Старик на миг сосредоточился на этой мысли, затем энергично затряс головой:
– Нет-нет. Я уверен, что солдат сидел в кабине рядом со мной, когда я поворачивал на подъездную дорогу. Помню, что на какое-то время я даже забыл о его существовании, потому что он сидел очень тихо. Я собирался дать ему сандвич и уложить спать на кушетке. – Налитыми кровью глазами Старик снова заглянул в лицо сыну. – Поверь, Дьюни, он точно был рядом.
Дуэйн спокойно кивнул, чтобы не раздражать отца:
– Ну, значит, я просто не слышал, когда вы вошли в дом. А может, он отправился в город пешком?
Старик прищурился и посмотрел поверх колосьев в сторону шоссе:
– Посреди ночи? Вряд ли. Помнится, он говорил, будто живет где-то здесь, неподалеку.
– По-моему, ты сказал, что он все время молчал.

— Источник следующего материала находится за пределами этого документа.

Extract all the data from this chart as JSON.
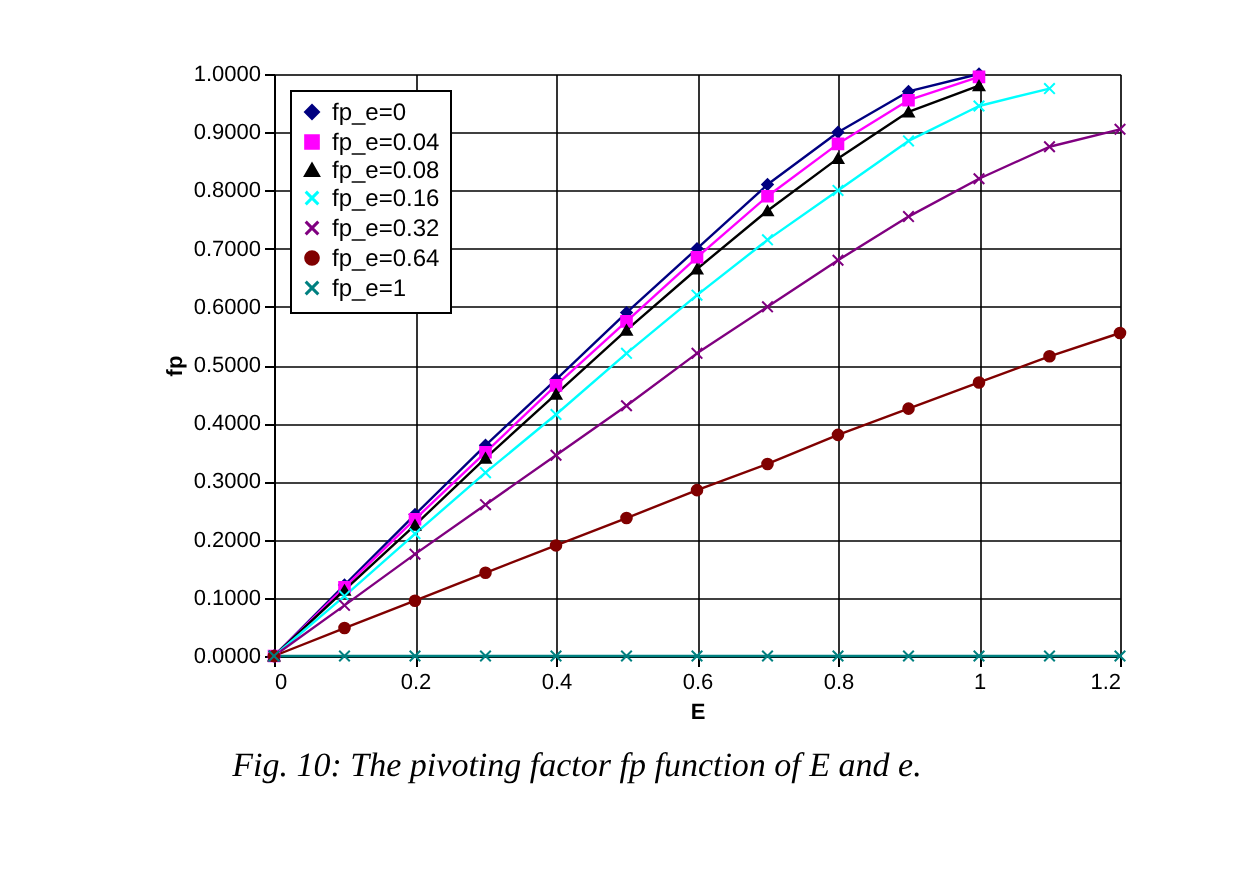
{
  "chart_data": {
    "type": "line",
    "xlabel": "E",
    "ylabel": "fp",
    "xlim": [
      0,
      1.2
    ],
    "xticks": [
      0,
      0.2,
      0.4,
      0.6,
      0.8,
      1,
      1.2
    ],
    "ylim": [
      0,
      1
    ],
    "yticks": [
      {
        "value": 0,
        "label": "0.0000"
      },
      {
        "value": 0.1,
        "label": "0.1000"
      },
      {
        "value": 0.2,
        "label": "0.2000"
      },
      {
        "value": 0.3,
        "label": "0.3000"
      },
      {
        "value": 0.4,
        "label": "0.4000"
      },
      {
        "value": 0.5,
        "label": "0.5000"
      },
      {
        "value": 0.6,
        "label": "0.6000"
      },
      {
        "value": 0.7,
        "label": "0.7000"
      },
      {
        "value": 0.8,
        "label": "0.8000"
      },
      {
        "value": 0.9,
        "label": "0.9000"
      },
      {
        "value": 1,
        "label": "1.0000"
      }
    ],
    "grid": true,
    "legend": "top left",
    "line_style": "solid",
    "x": [
      0,
      0.1,
      0.2,
      0.3,
      0.4,
      0.5,
      0.6,
      0.7,
      0.8,
      0.9,
      1,
      1.1,
      1.2
    ],
    "series": [
      {
        "name": "fp_e=0",
        "color": "#000080",
        "marker": "diamond",
        "values": [
          0,
          0.122,
          0.243,
          0.362,
          0.475,
          0.59,
          0.7,
          0.81,
          0.9,
          0.97,
          1.0,
          null,
          null
        ]
      },
      {
        "name": "fp_e=0.04",
        "color": "#ff00ff",
        "marker": "square",
        "values": [
          0,
          0.118,
          0.235,
          0.35,
          0.465,
          0.575,
          0.685,
          0.79,
          0.88,
          0.955,
          0.995,
          null,
          null
        ]
      },
      {
        "name": "fp_e=0.08",
        "color": "#000000",
        "marker": "triangle",
        "values": [
          0,
          0.113,
          0.225,
          0.34,
          0.45,
          0.56,
          0.665,
          0.765,
          0.855,
          0.935,
          0.98,
          null,
          null
        ]
      },
      {
        "name": "fp_e=0.16",
        "color": "#00ffff",
        "marker": "cross",
        "values": [
          0,
          0.103,
          0.21,
          0.315,
          0.415,
          0.52,
          0.62,
          0.715,
          0.8,
          0.885,
          0.945,
          0.975,
          null
        ]
      },
      {
        "name": "fp_e=0.32",
        "color": "#800080",
        "marker": "cross",
        "values": [
          0,
          0.087,
          0.175,
          0.26,
          0.345,
          0.43,
          0.52,
          0.6,
          0.68,
          0.755,
          0.82,
          0.875,
          0.905
        ]
      },
      {
        "name": "fp_e=0.64",
        "color": "#800000",
        "marker": "circle",
        "values": [
          0,
          0.048,
          0.095,
          0.143,
          0.19,
          0.237,
          0.285,
          0.33,
          0.38,
          0.425,
          0.47,
          0.515,
          0.555
        ]
      },
      {
        "name": "fp_e=1",
        "color": "#008080",
        "marker": "cross",
        "values": [
          0,
          0,
          0,
          0,
          0,
          0,
          0,
          0,
          0,
          0,
          0,
          0,
          0
        ]
      }
    ],
    "annotations": [
      "Fig. 10: The pivoting factor fp function of E and e."
    ]
  }
}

Старик снова принялся жевать ноготь.
– Молчал? Нет, не помню… может, и молчал… ладно, дьявол с ним.
И он вновь уткнулся в колонки финансовых новостей.
Дуэйн дочитал обзор книг и направился к дому.
Витт, выспавшийся и отдохнувший, вышел из сарая, всем своим видом демонстрируя готовность отправиться с Дуэйном куда угодно.
– Послушай, – обратился к нему мальчик, – ты, случайно, не видел здесь пехотинца, возвращающегося с Первой мировой?
Пес тихо взвизгнул и недоуменно склонил набок голову, явно не понимая, чего от него хотят. Дуэйн в знак утешения почесал его за ушами и, подойдя к грузовичку, открыл дверцу кабины. Оттуда пахнуло застарелым запахом виски и нестираных носков. На виниловом сиденье рядом с водительским местом виднелась отчетливая вмятина, но она уже была там, когда они покупали эту машину. Дуэйн пошарил под сиденьем, проверил бардачок и заглянул под коврики. Уйма мусора: тряпки, атласы дорог, открывалка, несколько пустых бутылок из-под виски и пивных банок, патроны для пистолета, – но, в общем, ничего интересного. Ни тебе щегольской трости, ни маузера, случайно забытого таинственным посетителем, ни схемы военных укреплений на Сомме или карты Белло-Вуда.
Дуэйн усмехнулся про себя и вернулся во двор, чтобы дочитать газеты и поиграть с Виттом.
Когда Майк и отец Кавано закончили свою рыбную экспедицию, был уже вечер. Миссис Клэнси, умиравшая не столько от преклонного возраста, сколько от непрерывного брюзжания и бесконечных капризов, не хотела, чтобы в доме присутствовал кто-нибудь посторонний, пока она будет исповедоваться, и Майку пришлось довольно долго гулять вокруг пруда, бросая камешки по воде и с сожалением думая о том, что еще немного – и он останется без воскресного обеда. На свете было не так уж много вещей, способных заставить Майка пропустить воскресный обед, но, как оказалось, необходимость помогать отцу Кавано была одной из них. Когда священник поинтересовался, успел ли Майк перекусить, тот только кивнул в ответ. Придется на исповеди включить этот ответ в раздел «Да, отец мой, несколько раз я обманывал старших». В какой-то момент Майк пришел к выводу, что истинная причина безбрачия священников состоит в том, что едва ли найдется женщина, готовая выйти замуж за человека, которому придется регулярно исповедоваться.